9 Haziran 2009’da, Esenyurt’ta bulunan Sabra Tekstil’e bildiri dağıtmaya giden devrimcilerin üzerine patronun adamları önce sopalarla saldırmış, ardından ateş açarak iki devrimci işçiyi yaralamıştı. Aynı gün saldırıyı protesto etmek için biraraya gelen ve “Haramidere’nin haramisi işçi sınıfına hesap verecek!” şiarıyla fabrikaya yürüyen devrimcilerin önüne ise bu kez polis barikatı çıkmış ve önce havaya ateş açan polis ardından kitleye saldırarak 4 kişiyi gözaltına almıştı. Patron, polis işbirliği mahkemede de sürmüş ve 4 devrimci tutuklanmış, bu sırada işçilerin üzerine ateş ettiğini kabul eden Zeki Tekin ise serbest bırakılmıştı.

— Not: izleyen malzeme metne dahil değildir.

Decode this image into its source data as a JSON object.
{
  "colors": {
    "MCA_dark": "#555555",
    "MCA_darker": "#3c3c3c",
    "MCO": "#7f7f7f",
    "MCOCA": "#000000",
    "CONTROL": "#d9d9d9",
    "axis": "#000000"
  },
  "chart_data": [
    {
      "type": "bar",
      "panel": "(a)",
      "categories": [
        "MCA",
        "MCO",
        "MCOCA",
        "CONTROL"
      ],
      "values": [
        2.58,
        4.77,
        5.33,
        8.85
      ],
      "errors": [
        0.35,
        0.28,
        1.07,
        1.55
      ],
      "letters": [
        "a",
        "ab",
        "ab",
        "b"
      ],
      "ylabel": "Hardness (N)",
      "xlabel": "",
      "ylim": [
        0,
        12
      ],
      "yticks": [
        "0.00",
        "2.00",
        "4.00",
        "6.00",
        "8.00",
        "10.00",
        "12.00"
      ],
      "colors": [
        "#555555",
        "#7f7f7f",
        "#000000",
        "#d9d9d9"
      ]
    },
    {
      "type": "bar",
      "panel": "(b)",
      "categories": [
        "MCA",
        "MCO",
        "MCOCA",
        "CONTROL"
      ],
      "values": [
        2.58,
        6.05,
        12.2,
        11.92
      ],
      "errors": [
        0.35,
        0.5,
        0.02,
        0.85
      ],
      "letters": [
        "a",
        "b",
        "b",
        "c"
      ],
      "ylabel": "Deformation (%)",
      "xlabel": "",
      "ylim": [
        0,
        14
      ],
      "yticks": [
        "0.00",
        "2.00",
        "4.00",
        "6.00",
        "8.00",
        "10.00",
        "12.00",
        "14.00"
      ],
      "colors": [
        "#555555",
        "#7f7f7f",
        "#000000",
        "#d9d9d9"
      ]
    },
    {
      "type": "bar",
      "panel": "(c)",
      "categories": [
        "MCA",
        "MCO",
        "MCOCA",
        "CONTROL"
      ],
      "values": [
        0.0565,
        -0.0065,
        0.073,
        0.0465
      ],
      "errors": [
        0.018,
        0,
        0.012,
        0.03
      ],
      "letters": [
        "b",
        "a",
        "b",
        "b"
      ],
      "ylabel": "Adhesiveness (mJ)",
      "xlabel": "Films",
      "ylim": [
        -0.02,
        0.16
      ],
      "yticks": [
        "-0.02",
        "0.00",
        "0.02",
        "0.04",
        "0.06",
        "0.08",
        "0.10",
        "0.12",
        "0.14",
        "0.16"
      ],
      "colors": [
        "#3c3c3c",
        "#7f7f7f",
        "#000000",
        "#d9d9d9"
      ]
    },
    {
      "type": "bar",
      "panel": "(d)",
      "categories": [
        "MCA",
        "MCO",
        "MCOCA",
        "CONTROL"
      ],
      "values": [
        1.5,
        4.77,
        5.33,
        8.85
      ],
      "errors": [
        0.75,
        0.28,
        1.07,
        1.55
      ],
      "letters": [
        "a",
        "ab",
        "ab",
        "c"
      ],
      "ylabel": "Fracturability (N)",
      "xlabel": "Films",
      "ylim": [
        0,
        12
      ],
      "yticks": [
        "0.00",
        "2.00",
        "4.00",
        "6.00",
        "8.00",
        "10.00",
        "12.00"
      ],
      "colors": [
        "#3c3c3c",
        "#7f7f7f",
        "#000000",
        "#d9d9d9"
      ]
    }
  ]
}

3 yıl önce yaşanan bu olay, o gün sınıf devrimcileri tarafından çok yönlü bir kampanyaya dönüştürülmüş, düzenin gerçek yüzünü, patron-polis-yargı işbirliğini teşhir eden bir örnek olarak işlenmişti. 3 yılın ardından Zeki Tekin ile ilgili hazırlanan iddianame ise bu çürümüş düzeni bir kez daha tüm çarpıcılığıyla karşımıza çıkardı, zira bu kez Zeki Tekin haydutu ile birlikte saldırıda yaralanan işçiler de “sanık” sıfatıyla yargılanmaktaydı.

Hazırlanan iddianame, burjuva hukukunun gerçek anlamını tüm açıklığıyla ortaya koymaktadır. Kağıt üzerinde ne yazarsa yazsın, işçi sınıfı ve burjuvazinin çıkarları karşı karşıya geldiğinde adı üzerinde burjuva hukuku her dem patronlar sınıfının safında yer almaktadır. Nasıl ki polisler Sabra fabrikasının önünde gövdelerini siper ettilerse düzenin savcıları-hakimleri de aynı şekilde Sabra’nın eli silahlı haramilerini savunmak için seferber olmuşlardır.

Bildiri dağıtmanın, pankart açmanın, basın açıklamasına katılmanın onlarca yıl hapis cezasına sebep olabildiği, taş atan çocukların yaşları büyütülüp onlarca yıl zindana kapatıldığı bu coğrafyada devrimci işçilere kurşun sıkmanın cezası yoktur. Bu çıplak gerçek, burjuva hukukundan medet ummanın kofluğunu da göstermektedir. Bugün asalak patronlar ve onların tetikçilerinden hesabı ne savcılar, ne de hakimler sorabilir. Bunu yapabilecek olan yalnızca işçi ve emekçilerin fiili-meşru mücadelesidir. Buradan yola çıkarak 22 Ocak 2013’te görülmeye başlanacak olan Sabra davasının takipçisi olmak ve her aşamasında kirli düzeni ve mahkemelerini teşhir etmek tüm ilerici ve devrimci güçlerin görevidir.